The US markets ended lower on Monday as fears grow that the expected aggressive interest rate hikes by the Fed would push the economy into a recession. Asian markets are trading mostly in red on Tuesday after Wall Street hits a confirmed bear market and bond yields strike a two-decade high.

Back home, extending their losing streak for second straight session, Indian benchmark indices ended the Monday’s session on disappointing note, with Sensex and Nifty breaching their crucial psychological 52,900 and 15,800 levels, respectively.
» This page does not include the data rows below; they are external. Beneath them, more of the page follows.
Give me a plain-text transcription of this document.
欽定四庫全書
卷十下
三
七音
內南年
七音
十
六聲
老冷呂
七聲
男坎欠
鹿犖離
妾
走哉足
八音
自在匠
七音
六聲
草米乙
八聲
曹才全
Markets started the week with a sharp cut and remained under pressure throughout the session, as investors awaited inflation data later in the day, while global markets plunged over fears of aggressive policy tightening by the US Federal Reserve later this week. The market participants remained worried as RBI data showed that after rising for two consecutive weeks, the country’s foreign exchange reserves declined by $306 million to $601.057 billion in the week ended June 3. Besides, persistent selling by foreign portfolio investors (FPIs) dampened investors’ sentiment. FPIs have been net sellers for eight consecutive month, offloading Rs 13,888 crore worth of equities so far in June. With this, the FPIs have sold Rs 1,81,043 worth of equities so far this year. Markets were trading in deep sea of red in late afternoon session amid reports that with Chief Economic Advisor V Anantha Nageswaran citing the IMF forecast that the Indian economy would cross $5 trillion by 2026-27, leader P Chidambaram said the goal of a USD 5 trillion GDP appears to be a case of 'shifting goalposts' as the original target year was 2023-24. Market participants overlooked Chief Economic Advisor (CEA) Anantha Nageswaran’s statement that India has shown exemplary resilience in recovery from the COVID-19 pandemic crisis. He added all major activities and parameters of the economy have crossed their pre-COVID levels, and it is now enjoying macroeconomic tailwinds. Traders also paid no heed towards NITI Aayog Vice Chairman Suman Bery’s statement that India's macroeconomic position relative to emerging economies appears good, and the coming decade appears promising for sustained economic growth for the country. Finally, the BSE Sensex fell 1456.74 points or 2.68% to 52,846.70 and the CNX Nifty was down by 427.40 points or 2.64% to 15,774.40.